A maior facada no império americano que esvanece, no entanto, aconteceu fora do alcance de seus warfare emprestado e de seu lawfare interno. A ampliação medida dos BRICS é uma das mais notáveis iniciativas que se possa pensar na construção de um novo edifício de normas e instituições internacionais fora do aparato neoliberal construído/reconfigurado a partir dos 80. Tendo Rússia, Brasil e Argentina (coisa que temo não vá acontecer, fruto da estupidez de uma economia agroexportadora que não entende a dissonância entre suas ideologias feitas de passado e sua realidade material presente e futura), o bloco tem o centro do excedente mundial de alimentos. Tendo Rússia, Irã, Arábia Saudita e Emiradose porque não dizer, Brasil – os BRICS têm o centro do excedente mundial da produção de petróleo e gás. Egito e Etiópia acrescentam, a meu ver, duas dimensões simbólicas importantes. Ambos nações africanas, o Egito é o mais relevante dos países árabes do ponto de vista militar. Mas Egito, Etiópia e África do Sul foram as nações africanas independentes que fizeram parte (além da Libéria) da Liga das Nações. A Etiópia é o próprio símbolo da resistência ao colonialismo europeu dos séculos XIX/XX. Essa é uma dimensão que não deve ser perdida. Para nós, do Brasil, não faz muito sentido a dimensão milenar que há na retomada de uma cadeia eurasiana que vai do Egito como o Ocidente, convergência da África e do Mediterrâneo, à China, o Oriente, o Império do Centro. Mas ela existe. Indianos, chineses e russos resgatam suas histórias civilizacionais, as reinventam de forma a construir-se para um mundo não mais euro-anglo-saxão. Histórias muito mais antigas que o mundo tão recente das nações civilizadas de Milei. Aliás, os dois maiores parceiros comerciais da Argentina são BRICS. Comércio ou FMI, o que você, leitora, iria preferir?

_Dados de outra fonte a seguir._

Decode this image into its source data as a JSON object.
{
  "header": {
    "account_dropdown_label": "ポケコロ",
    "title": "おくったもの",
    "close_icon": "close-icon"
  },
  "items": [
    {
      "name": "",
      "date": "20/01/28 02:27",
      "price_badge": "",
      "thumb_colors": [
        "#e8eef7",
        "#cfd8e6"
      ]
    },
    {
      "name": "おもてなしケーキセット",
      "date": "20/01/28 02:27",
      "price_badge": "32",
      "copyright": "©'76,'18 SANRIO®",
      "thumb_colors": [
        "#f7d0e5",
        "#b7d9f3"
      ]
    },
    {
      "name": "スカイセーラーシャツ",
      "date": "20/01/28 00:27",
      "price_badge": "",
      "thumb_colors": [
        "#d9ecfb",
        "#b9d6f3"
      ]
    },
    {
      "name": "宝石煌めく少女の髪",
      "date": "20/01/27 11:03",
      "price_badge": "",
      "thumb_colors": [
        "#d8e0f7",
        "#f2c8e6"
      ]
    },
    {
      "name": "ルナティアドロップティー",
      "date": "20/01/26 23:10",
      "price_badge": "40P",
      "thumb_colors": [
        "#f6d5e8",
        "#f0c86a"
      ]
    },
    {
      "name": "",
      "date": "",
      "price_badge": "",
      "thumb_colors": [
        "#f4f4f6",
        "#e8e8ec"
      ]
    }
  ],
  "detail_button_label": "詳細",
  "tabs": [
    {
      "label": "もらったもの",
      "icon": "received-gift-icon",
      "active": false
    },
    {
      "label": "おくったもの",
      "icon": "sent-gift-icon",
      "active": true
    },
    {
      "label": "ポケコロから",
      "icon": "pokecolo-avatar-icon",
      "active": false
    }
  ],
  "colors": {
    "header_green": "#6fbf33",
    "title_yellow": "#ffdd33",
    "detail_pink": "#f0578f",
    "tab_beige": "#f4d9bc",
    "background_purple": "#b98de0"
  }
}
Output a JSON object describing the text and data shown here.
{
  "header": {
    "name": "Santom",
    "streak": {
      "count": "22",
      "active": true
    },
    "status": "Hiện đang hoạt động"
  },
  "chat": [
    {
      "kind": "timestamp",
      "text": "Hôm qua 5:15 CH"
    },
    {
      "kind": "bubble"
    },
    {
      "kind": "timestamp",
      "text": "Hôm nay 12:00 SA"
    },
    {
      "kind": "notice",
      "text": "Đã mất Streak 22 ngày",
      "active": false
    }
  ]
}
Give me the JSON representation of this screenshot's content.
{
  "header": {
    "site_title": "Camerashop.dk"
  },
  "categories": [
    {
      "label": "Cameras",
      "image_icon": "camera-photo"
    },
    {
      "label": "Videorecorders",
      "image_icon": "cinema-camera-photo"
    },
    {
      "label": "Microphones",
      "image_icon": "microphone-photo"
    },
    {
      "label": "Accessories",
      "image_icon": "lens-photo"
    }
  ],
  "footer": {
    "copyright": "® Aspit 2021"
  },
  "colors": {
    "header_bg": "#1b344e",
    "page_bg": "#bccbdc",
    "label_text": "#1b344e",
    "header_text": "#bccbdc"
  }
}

Pense nessa pergunta. Você acha que como país devemos nos alinhar com uma determinada ordem material do Mundo ou que valores simbólicos vêm na frente? Quem é o que, os BRICS ou OMC/FMI/OCDE?

A coalizão Lula, como no passado, tenta operar em todos esses planos ao mesmo tempo. Ano que vem teremos uma importante reunião do G20 aqui. E depois teremos uma nova rodada de clima. O quanto essas instituições fazem sentido na nova configuração de poder onde as “nações civilizadas” se tornam um grupo irrelevante, em processo de desindustrialização, enquanto o centro eurasiano dos BRICS não apresenta a menor disposição de frear seu desenvolvimento em função dessas pautas? Tratamos isso com descaso e improviso. Tratamos segundo todo tipo de picaretagem pública e privada que pode representar negócios e relações com as “nações civilizadas”. Esta, a verdade da Ambição, não tenham dúvidas.

Mas esse mundo, como o Havaí, está em chamas. Os mortos não serão contados pois isso atrapalha a guerra sendo conduzida. Seja na Ucrânia, sejam as crianças em Maui, sejam as fábricas fechando na Europa, sejam as lojas sendo saqueadas na Argentina e na Califórnia, tudo isso não pode ser contado, pois “contado, pesado e dividido” é sonho que não convém traduzido no momento.

Muito e muito há para se escrever a respeito pelo próximo ano e meio, ao longo desta década. Por vezes, amiga, você achará que é repetição. Encare como Aleteia, verdade que se revela aos poucos, a poucos.